Bad moon rising?

Myths are lunacy, some scientists say

Debbie Nall swears she doesn’t need a calendar to determine the lunar phase.

She says she knows that when students are cranky at Central Junior High School, where she is a lunchroom cashier, there’s likely a full moon.

And she says she saw exactly the same behavior among residents at Brandon Woods Retirement Community, where she served 16 years as activity director. Residents were just more agitated during a full moon.

“There is some truth to it, because I’ve seen it,” Nall says. “You can just tell their behavior changes, and usually to me it’s more for the bad behavior. (Students are) more hyper and climb the walls.”

The theory that things get a little crazy during a full moon – like the one tonight – has been around for centuries. It’s perpetuated by werewolf tales, folk stories and urban legends.

But scientists say despite all the commonly held beliefs about full moons affecting behavior, the notion is nothing more than moonshine.

“There’s no statistical truth to it,” says Bruce Twarog, professor of astronomy and physics at Kansas University.

Twarog says he’s yet to see a scientific study that proves any connection between the moon’s cycles and human behavior.

Most who believe there is a connection between the two argue that because the moon controls tides, and, because more than half of the human body is made of water, it would be a logical assumption that the moon could affect the body as well.

But Twarog says it’s simply a matter of scale. Unlike the earth, the human body is too small to be affected by the moon’s gravitational pull. One study in 1996 debunking the moon myth said a mother holding her child exerted 12 million times as much force as the moon does.

The numbers

Those who believe the moon myth have tried to tie the lunar cycles to a variety of effects, including increased childbirths, more crime, the stock market, fertility, natural disasters, suicides and car accidents.

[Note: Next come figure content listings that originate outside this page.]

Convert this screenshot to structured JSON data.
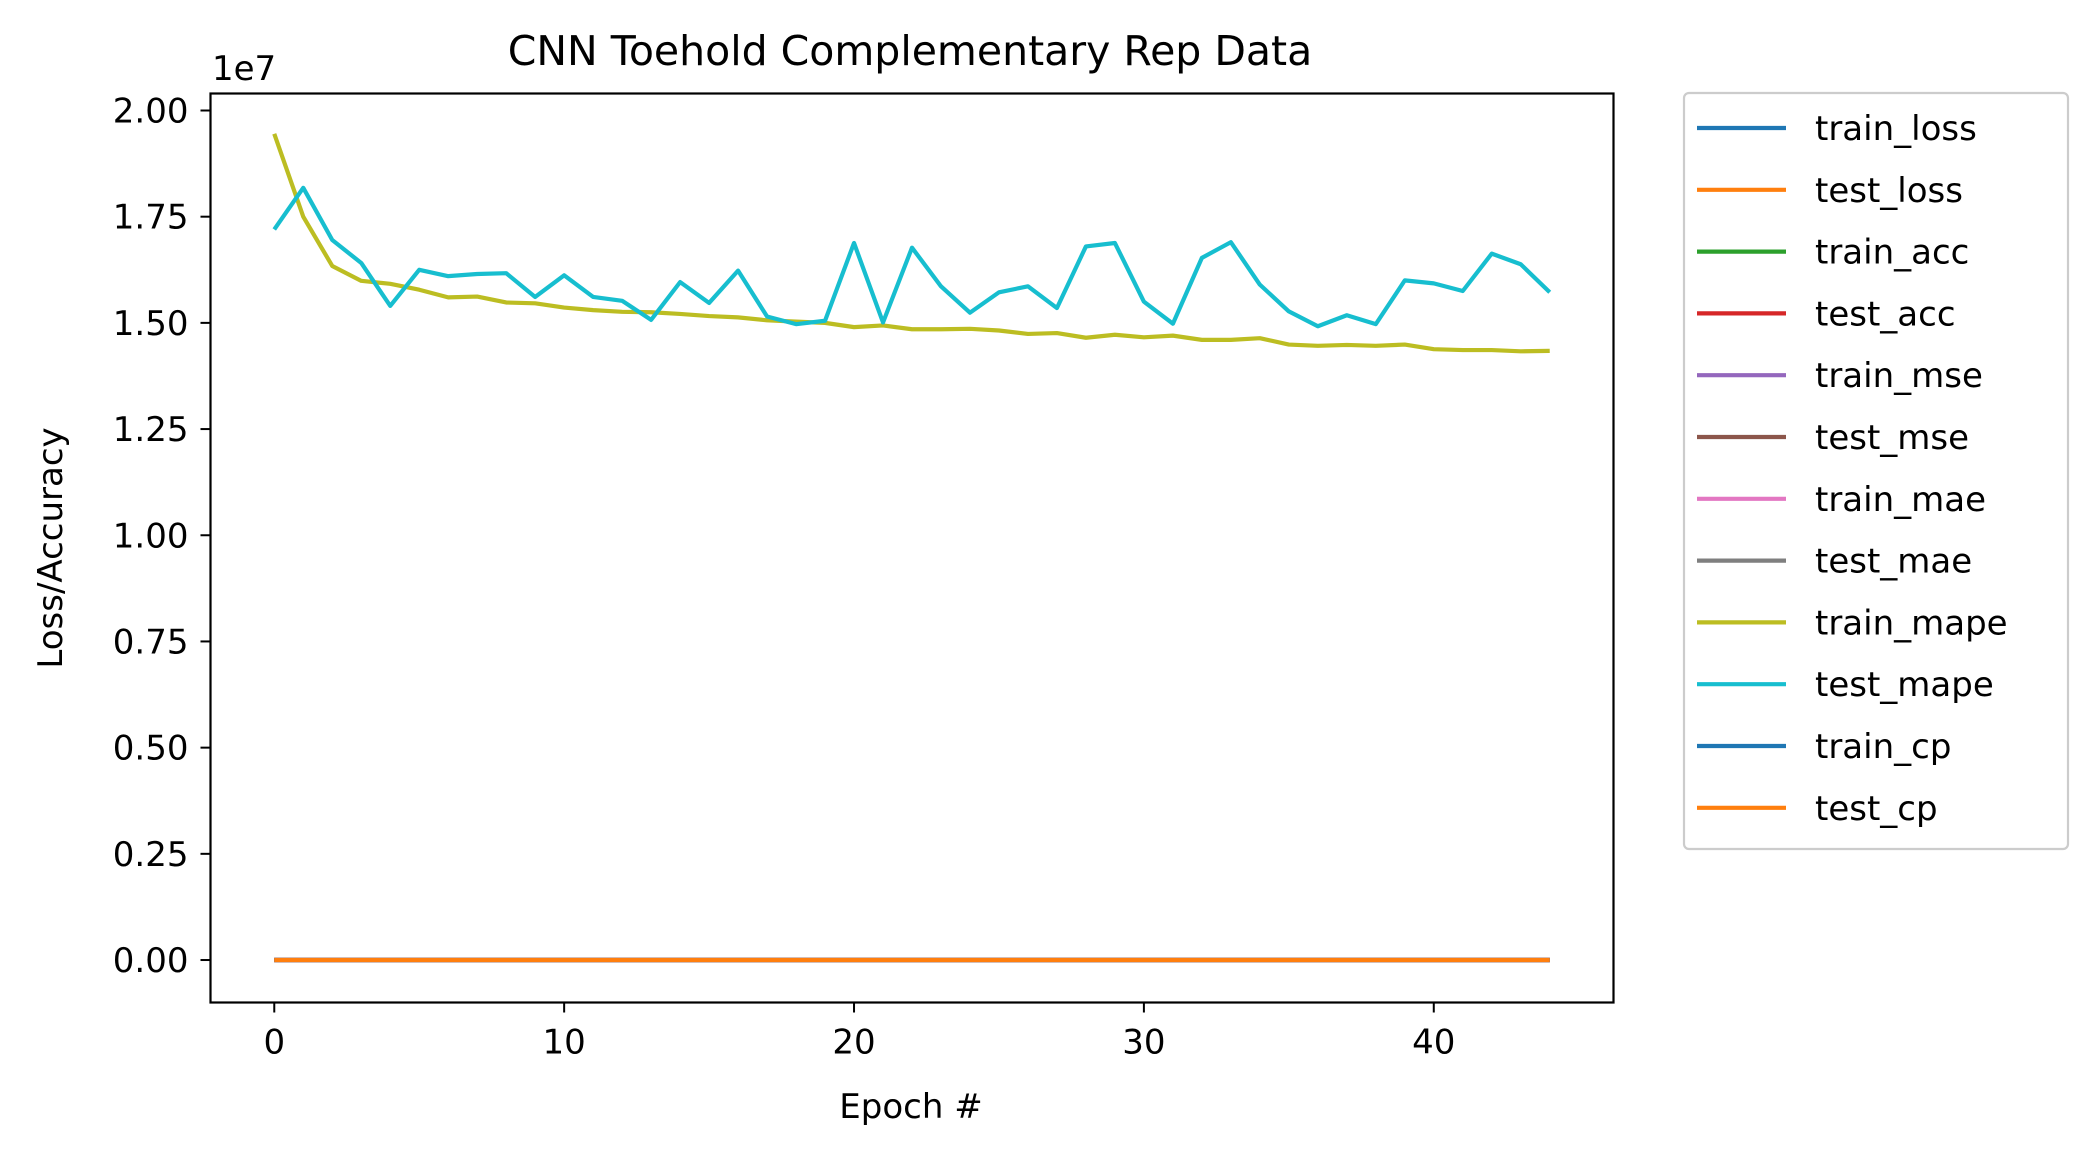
{
  "chart_data": {
    "type": "line",
    "title": "CNN Toehold Complementary Rep Data",
    "xlabel": "Epoch #",
    "ylabel": "Loss/Accuracy",
    "y_offset_label": "1e7",
    "xlim": [
      -2.2,
      46.2
    ],
    "ylim": [
      -0.1,
      2.04
    ],
    "y_unit_scale": 10000000,
    "xticks": [
      0,
      10,
      20,
      30,
      40
    ],
    "xtick_labels": [
      "0",
      "10",
      "20",
      "30",
      "40"
    ],
    "yticks": [
      0,
      0.25,
      0.5,
      0.75,
      1.0,
      1.25,
      1.5,
      1.75,
      2.0
    ],
    "ytick_labels": [
      "0.00",
      "0.25",
      "0.50",
      "0.75",
      "1.00",
      "1.25",
      "1.50",
      "1.75",
      "2.00"
    ],
    "legend_position": "outside upper right",
    "grid": false,
    "x": [
      0,
      1,
      2,
      3,
      4,
      5,
      6,
      7,
      8,
      9,
      10,
      11,
      12,
      13,
      14,
      15,
      16,
      17,
      18,
      19,
      20,
      21,
      22,
      23,
      24,
      25,
      26,
      27,
      28,
      29,
      30,
      31,
      32,
      33,
      34,
      35,
      36,
      37,
      38,
      39,
      40,
      41,
      42,
      43,
      44
    ],
    "series": [
      {
        "name": "train_loss",
        "color": "#1f77b4",
        "values": [
          0,
          0,
          0,
          0,
          0,
          0,
          0,
          0,
          0,
          0,
          0,
          0,
          0,
          0,
          0,
          0,
          0,
          0,
          0,
          0,
          0,
          0,
          0,
          0,
          0,
          0,
          0,
          0,
          0,
          0,
          0,
          0,
          0,
          0,
          0,
          0,
          0,
          0,
          0,
          0,
          0,
          0,
          0,
          0,
          0
        ]
      },
      {
        "name": "test_loss",
        "color": "#ff7f0e",
        "values": [
          0,
          0,
          0,
          0,
          0,
          0,
          0,
          0,
          0,
          0,
          0,
          0,
          0,
          0,
          0,
          0,
          0,
          0,
          0,
          0,
          0,
          0,
          0,
          0,
          0,
          0,
          0,
          0,
          0,
          0,
          0,
          0,
          0,
          0,
          0,
          0,
          0,
          0,
          0,
          0,
          0,
          0,
          0,
          0,
          0
        ]
      },
      {
        "name": "train_acc",
        "color": "#2ca02c",
        "values": [
          0,
          0,
          0,
          0,
          0,
          0,
          0,
          0,
          0,
          0,
          0,
          0,
          0,
          0,
          0,
          0,
          0,
          0,
          0,
          0,
          0,
          0,
          0,
          0,
          0,
          0,
          0,
          0,
          0,
          0,
          0,
          0,
          0,
          0,
          0,
          0,
          0,
          0,
          0,
          0,
          0,
          0,
          0,
          0,
          0
        ]
      },
      {
        "name": "test_acc",
        "color": "#d62728",
        "values": [
          0,
          0,
          0,
          0,
          0,
          0,
          0,
          0,
          0,
          0,
          0,
          0,
          0,
          0,
          0,
          0,
          0,
          0,
          0,
          0,
          0,
          0,
          0,
          0,
          0,
          0,
          0,
          0,
          0,
          0,
          0,
          0,
          0,
          0,
          0,
          0,
          0,
          0,
          0,
          0,
          0,
          0,
          0,
          0,
          0
        ]
      },
      {
        "name": "train_mse",
        "color": "#9467bd",
        "values": [
          0,
          0,
          0,
          0,
          0,
          0,
          0,
          0,
          0,
          0,
          0,
          0,
          0,
          0,
          0,
          0,
          0,
          0,
          0,
          0,
          0,
          0,
          0,
          0,
          0,
          0,
          0,
          0,
          0,
          0,
          0,
          0,
          0,
          0,
          0,
          0,
          0,
          0,
          0,
          0,
          0,
          0,
          0,
          0,
          0
        ]
      },
      {
        "name": "test_mse",
        "color": "#8c564b",
        "values": [
          0,
          0,
          0,
          0,
          0,
          0,
          0,
          0,
          0,
          0,
          0,
          0,
          0,
          0,
          0,
          0,
          0,
          0,
          0,
          0,
          0,
          0,
          0,
          0,
          0,
          0,
          0,
          0,
          0,
          0,
          0,
          0,
          0,
          0,
          0,
          0,
          0,
          0,
          0,
          0,
          0,
          0,
          0,
          0,
          0
        ]
      },
      {
        "name": "train_mae",
        "color": "#e377c2",
        "values": [
          0,
          0,
          0,
          0,
          0,
          0,
          0,
          0,
          0,
          0,
          0,
          0,
          0,
          0,
          0,
          0,
          0,
          0,
          0,
          0,
          0,
          0,
          0,
          0,
          0,
          0,
          0,
          0,
          0,
          0,
          0,
          0,
          0,
          0,
          0,
          0,
          0,
          0,
          0,
          0,
          0,
          0,
          0,
          0,
          0
        ]
      },
      {
        "name": "test_mae",
        "color": "#7f7f7f",
        "values": [
          0,
          0,
          0,
          0,
          0,
          0,
          0,
          0,
          0,
          0,
          0,
          0,
          0,
          0,
          0,
          0,
          0,
          0,
          0,
          0,
          0,
          0,
          0,
          0,
          0,
          0,
          0,
          0,
          0,
          0,
          0,
          0,
          0,
          0,
          0,
          0,
          0,
          0,
          0,
          0,
          0,
          0,
          0,
          0,
          0
        ]
      },
      {
        "name": "train_mape",
        "color": "#bcbd22",
        "values": [
          1.945,
          1.75,
          1.634,
          1.599,
          1.592,
          1.578,
          1.56,
          1.562,
          1.548,
          1.546,
          1.536,
          1.53,
          1.526,
          1.525,
          1.521,
          1.516,
          1.513,
          1.506,
          1.503,
          1.5,
          1.49,
          1.494,
          1.485,
          1.485,
          1.486,
          1.482,
          1.474,
          1.476,
          1.465,
          1.472,
          1.466,
          1.47,
          1.46,
          1.46,
          1.464,
          1.449,
          1.446,
          1.448,
          1.446,
          1.449,
          1.438,
          1.436,
          1.436,
          1.433,
          1.434
        ]
      },
      {
        "name": "test_mape",
        "color": "#17becf",
        "values": [
          1.72,
          1.818,
          1.695,
          1.641,
          1.54,
          1.625,
          1.61,
          1.615,
          1.617,
          1.561,
          1.612,
          1.561,
          1.552,
          1.507,
          1.596,
          1.547,
          1.623,
          1.515,
          1.497,
          1.505,
          1.688,
          1.501,
          1.677,
          1.586,
          1.524,
          1.572,
          1.586,
          1.535,
          1.68,
          1.688,
          1.55,
          1.498,
          1.653,
          1.69,
          1.59,
          1.527,
          1.492,
          1.518,
          1.497,
          1.6,
          1.593,
          1.575,
          1.663,
          1.638,
          1.572
        ]
      },
      {
        "name": "train_cp",
        "color": "#1f77b4",
        "values": [
          0,
          0,
          0,
          0,
          0,
          0,
          0,
          0,
          0,
          0,
          0,
          0,
          0,
          0,
          0,
          0,
          0,
          0,
          0,
          0,
          0,
          0,
          0,
          0,
          0,
          0,
          0,
          0,
          0,
          0,
          0,
          0,
          0,
          0,
          0,
          0,
          0,
          0,
          0,
          0,
          0,
          0,
          0,
          0,
          0
        ]
      },
      {
        "name": "test_cp",
        "color": "#ff7f0e",
        "values": [
          0,
          0,
          0,
          0,
          0,
          0,
          0,
          0,
          0,
          0,
          0,
          0,
          0,
          0,
          0,
          0,
          0,
          0,
          0,
          0,
          0,
          0,
          0,
          0,
          0,
          0,
          0,
          0,
          0,
          0,
          0,
          0,
          0,
          0,
          0,
          0,
          0,
          0,
          0,
          0,
          0,
          0,
          0,
          0,
          0
        ]
      }
    ]
  }
}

Data collected in several areas in Lawrence from the past year show no trends on full moon days.

At Lawrence Memorial Hospital, there were an average of 2.75 babies delivered on full moon dates since November 2004. That compares with an average of 3.09 births among all days.

There were, however, a few more emergency-room visits on full moon days – 82.3 per day on average, compared with a 77.7 average on all days.

But Brian Hunt, an emergency department physician for 12 years, says he doesn’t think there’s a full-moon effect.

“We always joke about it, that the ER gets busy when the moon’s full,” Hunt says. “The reality is, I have not seen any correlation. I don’t see anything objective to it.”

He says the days emergency department staff can plan on being especially busy aren’t during full moons. They’re busier on basketball and football game days, or during weather events such as ice storms.

“I don’t alter my psyche or medicine based on the phases of the moon,” Hunt says.

Likewise, Douglas County emergency personnel didn’t see increased activity during full moon days during the past year – in fact, they saw less activity. There were an average of 21 fewer 911 calls on full moon days, when those days were compared with the average for the same days of the week.

There are several specific types of calls that seemed to increase on days with full moons. Those include fire alarms, car stops and “special calls.”

But Jim Denney, director for emergency communications for Douglas County, says he thinks other factors – such as storms – on those days were responsible for the increased calls.

Perception persists

But some people are still convinced of the connection.

Kathleen Firns-Hubert, of Lawrence, says the phenomenon landed her some extra cash while she was a waitress at a cocktail lounge in St. Louis. The clientele had a different attitude on full moon nights, she says.

“Not only was the place jumping, but the people had a different sense about them – like they were really letting go,” she says. “Sometimes it took me a while to recognize a pattern, and often I would remark to a co-worker, ‘Wow! I wonder what’s going on. It’s crazy here tonight.’

“Invariably, either someone would comment about the fact that it was a full moon, or I would find out later that it had, indeed, been the case.”

William Medlock, also of Lawrence, takes the full moon phenomenon to another level. He’s a practicing Wiccan, and says many of his beliefs have a connection with the cycle of the moon.

“Most of the time, when there’s a full moon, I’ll do a small recognition of it,” he says.

That often involves lighting a candle and saying a few words to the god and goddess he worships – the god focuses on seasonal changes, the goddess focuses on nature and changes such as the lunar cycle.

“It’s more sacred,” he says. “I spend more time outside when there’s a full moon, and I’m looking up more. I have more of a feeling inside of joy.”

For Medlock, the cycles of the moon represent the various cycles of life. And he’s pretty sure the full moon affects others, too, with gravitational forces and so much of the body made of water.

“Of course we’re going to be affected,” he says.

But Twarog, the KU professor, says people who see the full moon effect tend to be the ones looking for it.

For instance, during the Aug. 19 full moon, Lawrence Memorial Hospital saw eight births – more than twice the normal number. Someone could take a quick glance at limited data such as that and attribute it to the full moon, he says.

“You tend to look for the effect, and if something happens, it’s, ‘Ah, it’s a full moon,'” Twarog says. “The times nothing happens, you don’t remember those.”